Combined with the functionality of window scaling (as per RFC 1323), it is
my impression that a lone, short request can be used to trick the server
into firing gigabytes of bogus data into the void, regardless of the
server file size, connection count, or keep-alive request number limits
implemented by the administrator. Whoops?
Since there are easier tools to (D)DoS a service, and since nothing about
this attack is particularly innovative, I'll just describe what's on my
mind... let's say that http://example.com/foo.html is a medium-size static
file we found on the server (something on the order of 300 kB for Apache
and 150 kB for IIS is optimal). An attack would then look roughly the
following way:
1) Connect to the server (as many times as allowed by the remote party
or deemed appropriate for the purpose of this demonstration),
2) Negotiate a high TCP window size for each of the connections (1 GB
should be doable),
3) Send a partial request as follows for each of the connections:
GET /foo.html HTTP/1.1
Host: example.com
Range: bytes=0-,0-,0-,0-,0-... (up to 8 kB for Apache, 16 kB for IIS)
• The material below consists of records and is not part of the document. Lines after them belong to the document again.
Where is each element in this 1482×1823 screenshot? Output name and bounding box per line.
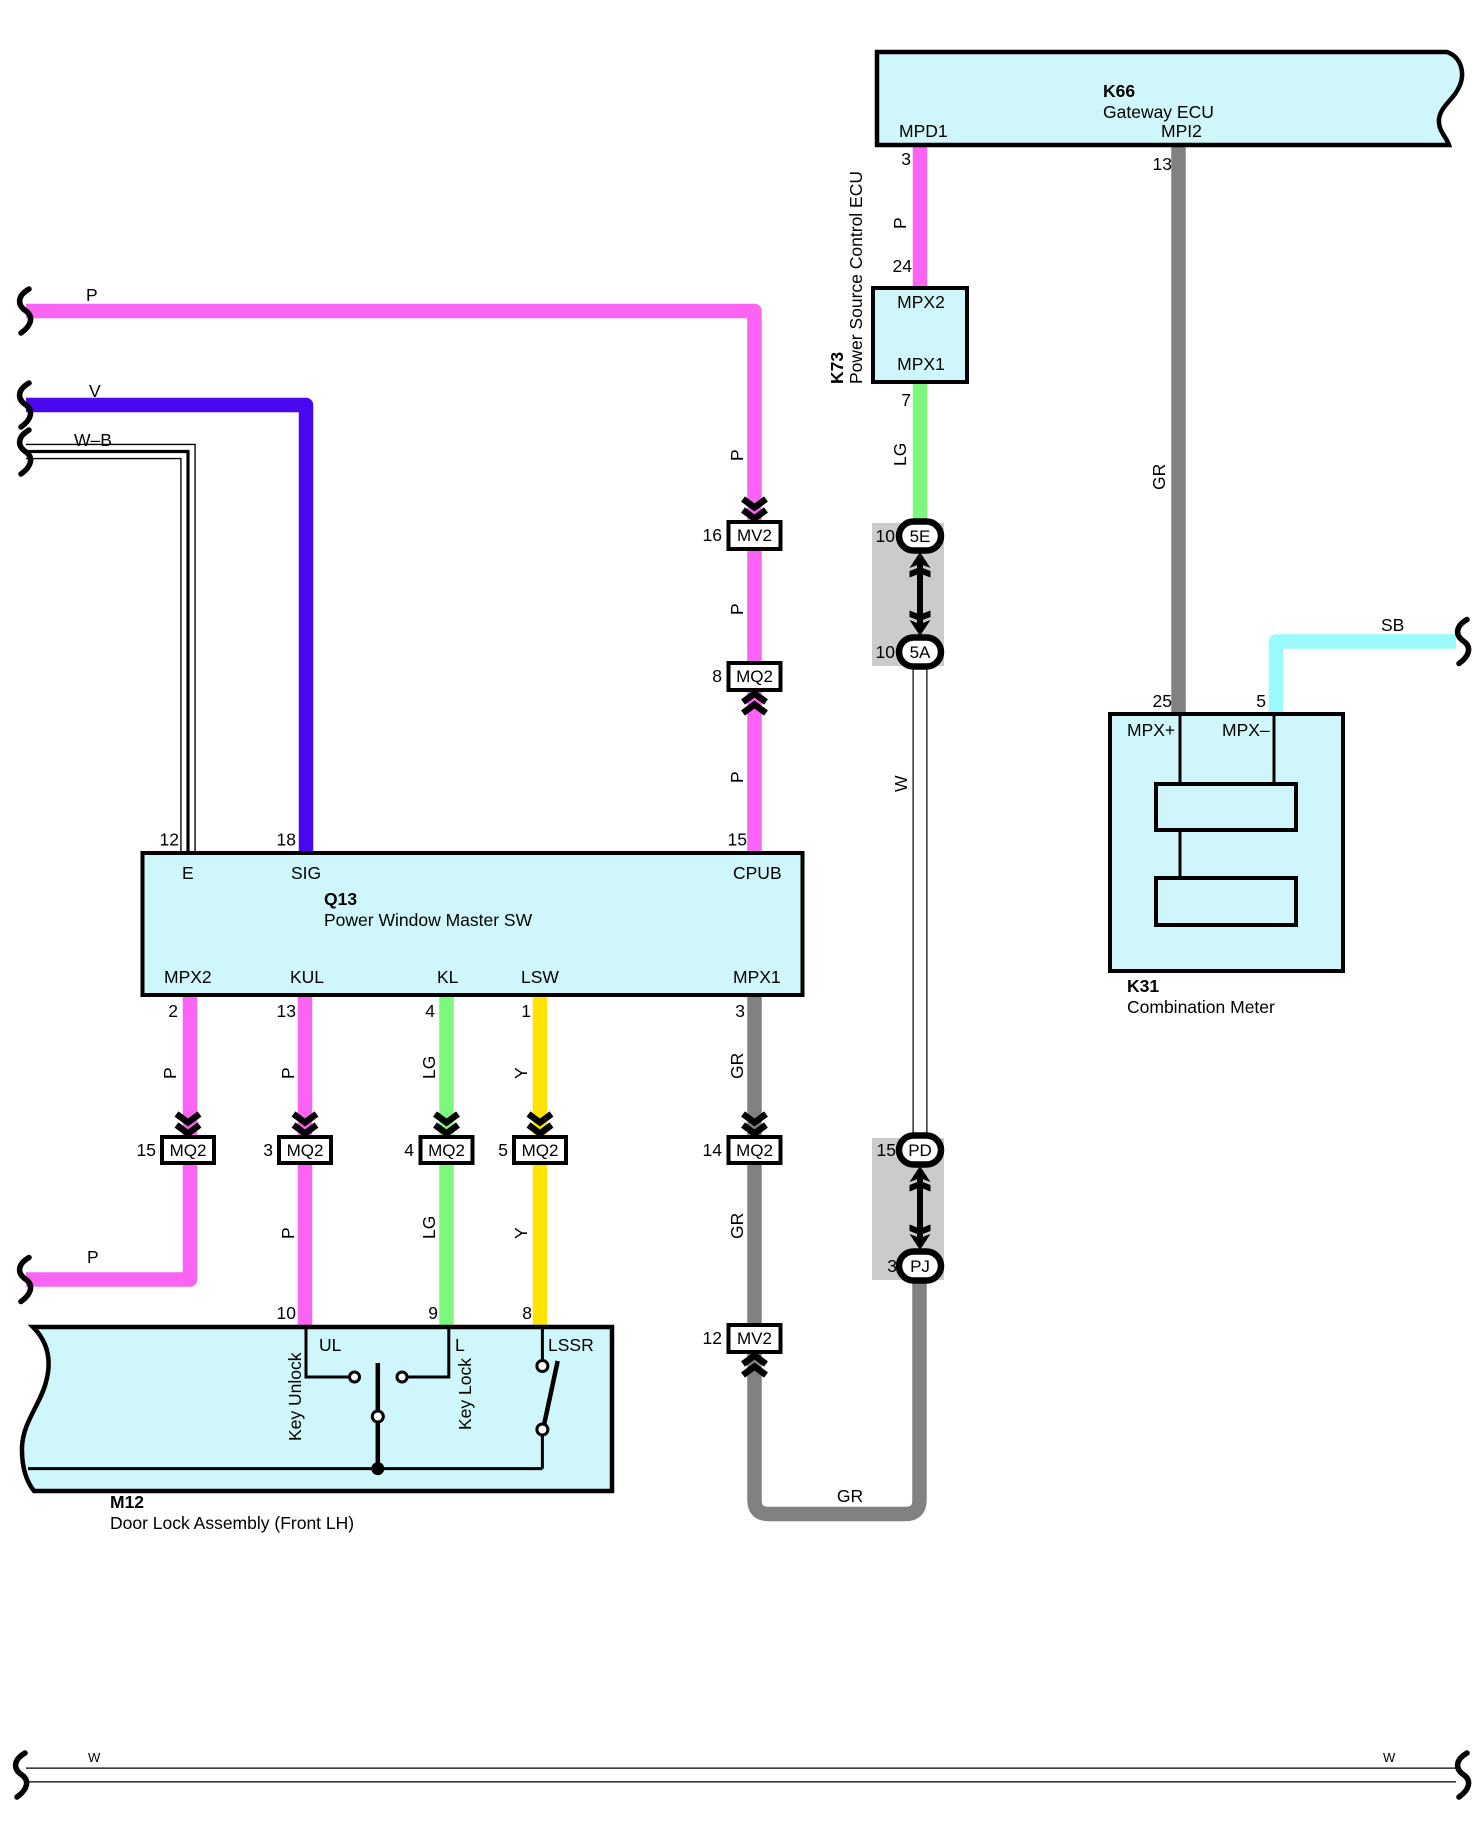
svg-text:K66: K66 xyxy=(1103,81,1135,101)
svg-text:SB: SB xyxy=(1381,615,1404,635)
svg-text:24: 24 xyxy=(893,256,913,276)
svg-text:LG: LG xyxy=(419,1216,439,1239)
wire W-B net (to E pin 12) xyxy=(26,452,188,857)
svg-text:3: 3 xyxy=(901,149,911,169)
svg-text:3: 3 xyxy=(887,1256,897,1276)
svg-text:12: 12 xyxy=(703,1328,722,1348)
junction 5A pin 10 xyxy=(876,638,941,667)
M12 junction xyxy=(371,1462,384,1475)
svg-text:W–B: W–B xyxy=(74,430,112,450)
wire LG (Q13 KL pin 4 to M12 pin 9) xyxy=(439,996,454,1332)
svg-text:Key Unlock: Key Unlock xyxy=(285,1352,305,1441)
svg-text:LSSR: LSSR xyxy=(548,1335,594,1355)
svg-text:MPX2: MPX2 xyxy=(164,967,212,987)
connector MQ2 pin 14 xyxy=(703,1114,781,1163)
svg-text:7: 7 xyxy=(901,390,911,410)
svg-text:25: 25 xyxy=(1153,691,1172,711)
junction PD pin 15 xyxy=(877,1136,941,1165)
svg-text:MQ2: MQ2 xyxy=(736,1141,773,1160)
wire W (bottom bus) xyxy=(26,1768,1456,1783)
svg-text:18: 18 xyxy=(277,830,296,850)
wire P net (left horizontal to CPUB pin 15) xyxy=(26,311,755,856)
svg-text:P: P xyxy=(86,285,98,305)
svg-text:E: E xyxy=(182,863,194,883)
wire W (5A to PD) xyxy=(913,664,928,1139)
tear SB right xyxy=(1458,620,1469,664)
svg-text:Y: Y xyxy=(511,1227,531,1239)
SW Q13 Power Window Master SW xyxy=(143,853,803,995)
svg-text:LG: LG xyxy=(419,1056,439,1079)
svg-text:Key Lock: Key Lock xyxy=(455,1358,475,1430)
M12 pin L conductor xyxy=(408,1329,449,1377)
svg-text:14: 14 xyxy=(703,1140,723,1160)
svg-text:KL: KL xyxy=(437,967,459,987)
svg-text:GR: GR xyxy=(727,1213,747,1239)
wire SB (to K31 MPX- pin 5) xyxy=(1276,642,1456,717)
svg-text:MQ2: MQ2 xyxy=(170,1141,207,1160)
svg-text:8: 8 xyxy=(712,666,722,686)
svg-text:Power Source Control ECU: Power Source Control ECU xyxy=(846,171,866,384)
svg-text:MV2: MV2 xyxy=(737,1329,772,1348)
M12 LSSR blade xyxy=(544,1361,558,1425)
tear W bottom left xyxy=(16,1753,27,1797)
svg-text:Door Lock Assembly (Front LH): Door Lock Assembly (Front LH) xyxy=(110,1513,354,1533)
svg-text:P: P xyxy=(727,603,747,615)
svg-text:MQ2: MQ2 xyxy=(522,1141,559,1160)
M12 UL contact xyxy=(350,1372,360,1382)
wire GR (Q13 MPX1 pin 3 to connector PJ) xyxy=(755,996,920,1514)
svg-text:12: 12 xyxy=(160,830,179,850)
arrow 5E-5A xyxy=(910,552,931,636)
svg-text:Y: Y xyxy=(511,1067,531,1079)
wire Y (Q13 LSW pin 1 to M12 pin 8) xyxy=(533,996,548,1332)
svg-text:MPI2: MPI2 xyxy=(1161,121,1202,141)
svg-text:8: 8 xyxy=(522,1303,532,1323)
tear W bottom right xyxy=(1458,1753,1469,1797)
tear V left xyxy=(20,383,31,427)
svg-text:W: W xyxy=(891,775,911,792)
arrow PD-PJ xyxy=(910,1166,931,1250)
svg-text:9: 9 xyxy=(428,1303,438,1323)
ECU K73 Power Source Control ECU xyxy=(827,171,967,384)
svg-text:MPX1: MPX1 xyxy=(733,967,781,987)
svg-text:P: P xyxy=(727,771,747,783)
wire LG (K73 MPX1 pin 7 to connector 5E) xyxy=(913,380,928,527)
svg-text:K73: K73 xyxy=(827,352,847,384)
M12 arm pivot circle xyxy=(372,1411,383,1422)
connector MQ2 pin 5 xyxy=(498,1114,566,1163)
M12 pin UL conductor xyxy=(306,1329,348,1377)
connector MV2 pin 12 xyxy=(703,1325,781,1375)
svg-text:Q13: Q13 xyxy=(324,889,357,909)
svg-text:2: 2 xyxy=(168,1001,178,1021)
M12 LSSR conductor xyxy=(541,1329,544,1360)
svg-text:P: P xyxy=(160,1067,180,1079)
svg-text:5E: 5E xyxy=(910,527,931,546)
svg-text:4: 4 xyxy=(404,1140,414,1160)
svg-text:1: 1 xyxy=(521,1001,531,1021)
svg-text:MPX1: MPX1 xyxy=(897,354,945,374)
connector MQ2 pin 4 xyxy=(404,1114,472,1163)
svg-text:15: 15 xyxy=(877,1140,896,1160)
connector MQ2 pin 3 xyxy=(263,1114,331,1163)
svg-text:10: 10 xyxy=(876,642,896,662)
junction PJ pin 3 xyxy=(887,1252,941,1281)
svg-text:K31: K31 xyxy=(1127,976,1159,996)
svg-text:P: P xyxy=(278,1227,298,1239)
svg-text:MQ2: MQ2 xyxy=(736,667,773,686)
M12 key switch common arm xyxy=(376,1363,381,1469)
svg-text:15: 15 xyxy=(137,1140,156,1160)
svg-text:P: P xyxy=(727,449,747,461)
svg-text:Gateway ECU: Gateway ECU xyxy=(1103,102,1214,122)
M12 common wire xyxy=(28,1467,542,1470)
M12 Door Lock Assembly (Front LH) xyxy=(22,1327,612,1533)
svg-text:MPD1: MPD1 xyxy=(899,121,948,141)
tear W-B left xyxy=(20,430,31,474)
K31 Combination Meter xyxy=(1110,714,1343,1017)
connector MQ2 pin 15 xyxy=(137,1114,214,1163)
tear P bottom left xyxy=(20,1258,31,1302)
svg-text:MQ2: MQ2 xyxy=(287,1141,324,1160)
svg-text:Power Window Master SW: Power Window Master SW xyxy=(324,910,533,930)
svg-text:V: V xyxy=(89,381,101,401)
svg-text:5A: 5A xyxy=(910,643,931,662)
junction 5E pin 10 xyxy=(876,522,941,551)
connector MV2 pin 16 xyxy=(703,499,781,549)
svg-text:GR: GR xyxy=(837,1486,863,1506)
svg-text:PJ: PJ xyxy=(910,1257,930,1276)
svg-text:MPX–: MPX– xyxy=(1222,720,1270,740)
svg-text:PD: PD xyxy=(908,1141,932,1160)
svg-text:M12: M12 xyxy=(110,1492,144,1512)
svg-text:3: 3 xyxy=(263,1140,273,1160)
wire P (Q13 KUL pin 13 to M12 pin 10) xyxy=(298,996,313,1332)
M12 LSSR bottom contact xyxy=(537,1424,548,1435)
svg-text:10: 10 xyxy=(277,1303,297,1323)
svg-text:L: L xyxy=(455,1335,465,1355)
svg-text:GR: GR xyxy=(727,1053,747,1079)
svg-text:MV2: MV2 xyxy=(737,526,772,545)
connector MQ2 pin 8 xyxy=(712,663,780,713)
svg-text:W: W xyxy=(88,1750,101,1765)
M12 pin labels xyxy=(285,1335,594,1441)
svg-text:P: P xyxy=(87,1247,99,1267)
svg-text:MQ2: MQ2 xyxy=(428,1141,465,1160)
svg-text:W: W xyxy=(1383,1750,1396,1765)
ECU K66 Gateway ECU xyxy=(877,52,1462,145)
svg-text:16: 16 xyxy=(703,525,722,545)
tear P left xyxy=(20,289,31,333)
svg-text:LSW: LSW xyxy=(521,967,559,987)
M12 LSSR top contact xyxy=(537,1361,548,1372)
svg-text:4: 4 xyxy=(425,1001,435,1021)
connector shade PD-PJ xyxy=(872,1138,944,1280)
wire P (Q13 MPX2 pin 2 down and left) xyxy=(26,996,190,1280)
svg-text:Combination Meter: Combination Meter xyxy=(1127,997,1275,1017)
svg-text:KUL: KUL xyxy=(290,967,324,987)
svg-text:GR: GR xyxy=(1149,464,1169,490)
svg-text:5: 5 xyxy=(1256,691,1266,711)
connector shade 5E-5A xyxy=(872,523,944,666)
M12 L contact xyxy=(397,1372,407,1382)
svg-text:UL: UL xyxy=(319,1335,342,1355)
svg-text:3: 3 xyxy=(735,1001,745,1021)
wire P (K66 MPD1 pin 3 to K73 MPX2 pin 24) xyxy=(913,147,928,290)
svg-text:LG: LG xyxy=(890,443,910,466)
svg-text:MPX+: MPX+ xyxy=(1127,720,1175,740)
svg-text:SIG: SIG xyxy=(291,863,321,883)
svg-text:P: P xyxy=(278,1067,298,1079)
svg-text:MPX2: MPX2 xyxy=(897,292,945,312)
svg-text:P: P xyxy=(890,217,910,229)
wire V net (to SIG pin 18) xyxy=(26,405,306,856)
wire GR (K66 MPI2 pin 13 to K31 MPX+ pin 25) xyxy=(1171,145,1186,716)
M12 LSSR lower conductor xyxy=(541,1435,544,1469)
svg-text:10: 10 xyxy=(876,526,896,546)
svg-text:13: 13 xyxy=(277,1001,296,1021)
svg-text:CPUB: CPUB xyxy=(733,863,782,883)
svg-text:15: 15 xyxy=(728,830,747,850)
svg-text:5: 5 xyxy=(498,1140,508,1160)
svg-text:13: 13 xyxy=(1153,154,1172,174)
Each "0-" would generate a separate multipart/byteranges containing
the entire file (bytes from 0 'til EOF).
4) Send a closing newline within each of the connections to commit
the request,
5) Silently drop the connections, possibly re-connect to dial-up / DSL
to duck the responses that would keep pouring at full speed until
TCP window size is exhausted or an ISP-level non-delivery /
congestion control mechanism kicks in (and isn't filtered out
down the route).
This should cause the server to send gigabytes of data, with only a
minimal bandwidth expense on the attacker's end.
Well, that's the story.
This isn't the only "fire-and-run-away" attack that seems to be made much
more feasible with the help of window scaling (by making it more tempting
for the attacker to request tons of data and then go off-line and never
acknowledge it). Was there any work done on that topic? Can't Google
anything up.
(An example would be an "old-fashioned" attack on a server that happens
to host multi-gigabyte ISO files or movies - simply request them
many times and let window scaling do the rest... of course, most
high-profile sites are smart enough to host static HTML and basic layout
elements separately from such bandwidth-intensive and non-essential
content, so it still makes sense to take note of "Range" behavior).